I was recently joined on the podcast by Gene Steinberg, a former member of the Satmar Hasidic community in New York. He lived in the community for 28 after years before deciding to leave due to the inner turmoil that took over his life. As he began to question facets of Jewish tradition and belief, he was met with insufficient answers. The more he questioned, the more he felt repressed. And with scarce answers, the depth of his confusion grew. He decided he could no longer continue a life that felt inauthentic. So he made the bold and brave decision to leave the community that had comprised his entire life.
There are few conversations on the podcast that have resonated with me to the extent that Gene’s did. His description of the inner strife he dealt with for so many years was devastating. On the one hand, he could not commit to the Orthodox life to which he was indoctrinated, for there were too many inconsistencies in the teachings and philosophy. On the other hand, he was told that if he left the community, he would not survive – without an education, financial means or any familiarity with secular societal norms. Stuck between a rock and a hard place, he felt truly hopeless and lost.
But the courage that emerged not only led to his departure from the community, but also led to his foundation of Freidom, an organization that helps former and practicing Orthodox members to navigate the hardships of leaving the community as well. His and his team’s work has transformed many people’s lives and given hope where all felt lost.
Religion can bring people together. It can celebrate heritage and tradition and promote the values of family, kindness and giving. The shared culture amongst a religious group often fosters a sense of unity unmatched by most other communities. Shared belief in a higher being can have a powerful binding force.
The problem emerges, however, when those shared beliefs are bred by blind acceptance. When we believe things just because we are told to, our lives can begin to feel inauthentic. The search for truth is a powerful thing. And perhaps the only way each of us can ever arrive at our own truth is by uninhibited and unrestricted questioning.

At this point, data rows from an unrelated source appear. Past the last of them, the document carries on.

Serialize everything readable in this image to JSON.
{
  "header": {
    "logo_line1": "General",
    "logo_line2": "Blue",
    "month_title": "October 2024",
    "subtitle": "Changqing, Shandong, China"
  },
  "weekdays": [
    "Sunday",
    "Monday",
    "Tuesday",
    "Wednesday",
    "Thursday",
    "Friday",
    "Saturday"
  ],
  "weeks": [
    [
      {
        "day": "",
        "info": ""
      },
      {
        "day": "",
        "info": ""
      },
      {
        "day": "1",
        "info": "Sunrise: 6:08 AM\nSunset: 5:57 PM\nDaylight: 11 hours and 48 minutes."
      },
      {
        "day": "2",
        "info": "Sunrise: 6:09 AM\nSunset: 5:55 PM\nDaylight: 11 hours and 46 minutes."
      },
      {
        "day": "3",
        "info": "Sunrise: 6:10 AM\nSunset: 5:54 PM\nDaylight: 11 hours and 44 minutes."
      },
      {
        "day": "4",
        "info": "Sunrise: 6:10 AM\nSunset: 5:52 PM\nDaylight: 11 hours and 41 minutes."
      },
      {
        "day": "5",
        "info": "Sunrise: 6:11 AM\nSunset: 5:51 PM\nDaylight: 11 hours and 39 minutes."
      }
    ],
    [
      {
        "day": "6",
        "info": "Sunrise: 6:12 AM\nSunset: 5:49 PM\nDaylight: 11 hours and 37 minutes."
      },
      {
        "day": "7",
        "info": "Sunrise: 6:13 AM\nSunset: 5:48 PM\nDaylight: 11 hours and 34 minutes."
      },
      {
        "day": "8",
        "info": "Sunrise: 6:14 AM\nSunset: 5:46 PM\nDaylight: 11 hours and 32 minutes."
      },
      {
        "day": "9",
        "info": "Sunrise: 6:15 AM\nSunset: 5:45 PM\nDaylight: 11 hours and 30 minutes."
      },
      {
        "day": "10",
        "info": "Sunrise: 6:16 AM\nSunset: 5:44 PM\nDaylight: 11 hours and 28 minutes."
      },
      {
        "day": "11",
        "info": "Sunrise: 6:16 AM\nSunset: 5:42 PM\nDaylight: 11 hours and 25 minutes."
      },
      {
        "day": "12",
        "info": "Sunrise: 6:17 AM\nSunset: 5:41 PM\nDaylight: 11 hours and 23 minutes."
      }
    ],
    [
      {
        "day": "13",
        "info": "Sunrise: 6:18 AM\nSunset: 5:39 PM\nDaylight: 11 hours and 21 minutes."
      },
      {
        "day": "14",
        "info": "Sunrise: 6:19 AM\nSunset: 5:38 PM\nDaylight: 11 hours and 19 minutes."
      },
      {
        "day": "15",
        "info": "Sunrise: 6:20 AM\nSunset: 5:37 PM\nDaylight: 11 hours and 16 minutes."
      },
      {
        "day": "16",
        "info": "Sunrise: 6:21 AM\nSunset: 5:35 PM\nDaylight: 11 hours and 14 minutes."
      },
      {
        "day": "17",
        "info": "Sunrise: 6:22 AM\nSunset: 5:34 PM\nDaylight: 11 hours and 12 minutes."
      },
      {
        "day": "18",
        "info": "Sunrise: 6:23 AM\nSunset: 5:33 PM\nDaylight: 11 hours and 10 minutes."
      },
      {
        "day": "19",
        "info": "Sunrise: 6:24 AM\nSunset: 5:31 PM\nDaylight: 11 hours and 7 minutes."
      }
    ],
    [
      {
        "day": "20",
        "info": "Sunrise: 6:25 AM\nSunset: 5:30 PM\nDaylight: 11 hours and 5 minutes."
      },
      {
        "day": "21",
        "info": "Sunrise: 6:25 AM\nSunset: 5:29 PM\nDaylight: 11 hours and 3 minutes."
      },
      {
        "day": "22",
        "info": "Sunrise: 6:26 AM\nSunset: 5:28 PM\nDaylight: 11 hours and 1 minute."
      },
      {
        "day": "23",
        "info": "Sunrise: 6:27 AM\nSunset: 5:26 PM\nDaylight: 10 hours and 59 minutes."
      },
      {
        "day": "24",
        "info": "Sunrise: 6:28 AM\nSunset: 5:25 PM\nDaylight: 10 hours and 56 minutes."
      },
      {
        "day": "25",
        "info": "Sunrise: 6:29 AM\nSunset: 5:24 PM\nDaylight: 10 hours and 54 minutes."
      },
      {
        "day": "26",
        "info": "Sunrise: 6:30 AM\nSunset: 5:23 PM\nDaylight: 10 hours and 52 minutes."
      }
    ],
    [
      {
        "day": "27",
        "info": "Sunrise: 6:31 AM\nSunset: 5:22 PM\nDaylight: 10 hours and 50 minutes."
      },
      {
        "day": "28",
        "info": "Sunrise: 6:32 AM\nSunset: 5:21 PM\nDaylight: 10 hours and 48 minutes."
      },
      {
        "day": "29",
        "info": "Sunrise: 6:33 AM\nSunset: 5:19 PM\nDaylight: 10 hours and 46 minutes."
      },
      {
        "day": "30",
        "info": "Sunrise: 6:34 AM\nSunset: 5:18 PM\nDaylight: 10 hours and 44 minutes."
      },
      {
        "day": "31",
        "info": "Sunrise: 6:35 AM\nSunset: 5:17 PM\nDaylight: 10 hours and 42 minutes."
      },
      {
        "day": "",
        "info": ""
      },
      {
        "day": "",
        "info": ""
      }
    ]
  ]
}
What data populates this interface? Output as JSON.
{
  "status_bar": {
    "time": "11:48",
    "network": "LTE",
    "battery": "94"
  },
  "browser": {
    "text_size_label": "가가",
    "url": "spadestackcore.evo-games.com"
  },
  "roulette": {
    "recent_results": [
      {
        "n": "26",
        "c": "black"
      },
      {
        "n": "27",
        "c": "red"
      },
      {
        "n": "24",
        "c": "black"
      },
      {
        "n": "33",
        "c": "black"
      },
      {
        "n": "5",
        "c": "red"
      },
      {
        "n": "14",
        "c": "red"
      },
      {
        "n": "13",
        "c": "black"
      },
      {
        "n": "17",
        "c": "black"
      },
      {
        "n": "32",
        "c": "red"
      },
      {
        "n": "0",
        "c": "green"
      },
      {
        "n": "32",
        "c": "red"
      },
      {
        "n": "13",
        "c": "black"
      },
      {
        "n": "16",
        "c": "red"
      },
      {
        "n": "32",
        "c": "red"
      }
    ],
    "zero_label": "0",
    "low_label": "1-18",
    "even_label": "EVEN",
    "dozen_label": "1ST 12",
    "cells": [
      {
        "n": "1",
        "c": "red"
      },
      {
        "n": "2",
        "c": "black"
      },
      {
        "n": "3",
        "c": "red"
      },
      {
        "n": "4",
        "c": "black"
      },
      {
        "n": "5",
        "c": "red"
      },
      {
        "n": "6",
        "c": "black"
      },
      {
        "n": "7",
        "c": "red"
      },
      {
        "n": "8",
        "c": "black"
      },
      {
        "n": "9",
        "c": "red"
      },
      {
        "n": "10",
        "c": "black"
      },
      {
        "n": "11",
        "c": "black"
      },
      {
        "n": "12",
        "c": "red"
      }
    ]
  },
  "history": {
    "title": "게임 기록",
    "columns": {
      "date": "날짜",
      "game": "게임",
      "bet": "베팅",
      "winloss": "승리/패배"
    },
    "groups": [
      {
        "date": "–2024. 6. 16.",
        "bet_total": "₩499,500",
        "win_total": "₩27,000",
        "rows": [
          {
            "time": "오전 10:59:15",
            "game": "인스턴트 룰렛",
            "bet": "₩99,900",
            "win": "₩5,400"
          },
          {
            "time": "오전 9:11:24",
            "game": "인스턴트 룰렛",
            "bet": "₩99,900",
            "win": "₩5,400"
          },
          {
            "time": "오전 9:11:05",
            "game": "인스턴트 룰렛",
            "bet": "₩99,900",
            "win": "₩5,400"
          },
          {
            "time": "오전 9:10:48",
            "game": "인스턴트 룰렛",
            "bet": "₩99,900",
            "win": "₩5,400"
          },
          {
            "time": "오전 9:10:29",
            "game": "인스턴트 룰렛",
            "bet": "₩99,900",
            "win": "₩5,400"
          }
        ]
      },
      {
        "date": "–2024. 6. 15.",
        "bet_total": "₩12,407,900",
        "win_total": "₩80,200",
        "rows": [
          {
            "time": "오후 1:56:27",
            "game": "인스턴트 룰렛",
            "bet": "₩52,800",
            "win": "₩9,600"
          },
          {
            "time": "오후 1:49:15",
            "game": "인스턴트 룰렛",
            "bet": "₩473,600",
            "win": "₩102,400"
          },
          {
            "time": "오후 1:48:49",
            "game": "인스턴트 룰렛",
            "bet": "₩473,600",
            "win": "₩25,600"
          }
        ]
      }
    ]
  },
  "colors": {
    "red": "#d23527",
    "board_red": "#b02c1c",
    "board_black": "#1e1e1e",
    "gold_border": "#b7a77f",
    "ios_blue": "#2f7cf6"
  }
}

When born into an extremist sect of religion, the risk arises that the questioning can be artificial. Many religions do value the idea of questioning. But questioning has no value if you are expected to arrive at a certain answer. Many Jewish and other religious texts do value the act of questioning and exploration into complex philosophies and ideas. But most of these lines of questioning are aimed at arriving at a specific answer. For example, it may be permissible to question the idea of a single monotheistic deity. But in most extremist orthodox sects, the teachings would typically guide the student to the unequivocal conclusion that, despite all the questioning, there is only one God.
Yet what is the point of asking a question, if regardless of the path one takes, one is expected to arrive at a predetermined conclusion. As the old adage goes, “life is about the journey, not the destination”. But the journey loses its meaning and authenticity if the destination is known before one sets off. A journey’s power lies in the unknown and the indeterminate range of outcomes.
Religion can be a beautiful thing. It can be transcendent, spiritual and meaningful. But we must be cautious of indoctrinating strong beliefs into the generations that follow us. Religion’s ability to unite is only as strong as the individual beliefs of each of its members. A religious organization built on a foundation of censored ideas and restricted questioning lacks authenticity. Only those beliefs arrived at by an uninhibited search for truth will provide true meaning and fulfillment.
So as I reflect on my conversation with Gene, I cannot help but immensely admire his courage to ask “why”. He refused to accept the world the way he was told to see it. And while his story applies to religion, the message translates to all facets of our lives. We must constantly question why we believe the things we do and why we live our lives the way we do. Do our beliefs originate from truth-seeking? Or are they rather based on what we have been told is “normal”? Are our beliefs based on deep exploration, or are they merely “preconceived”?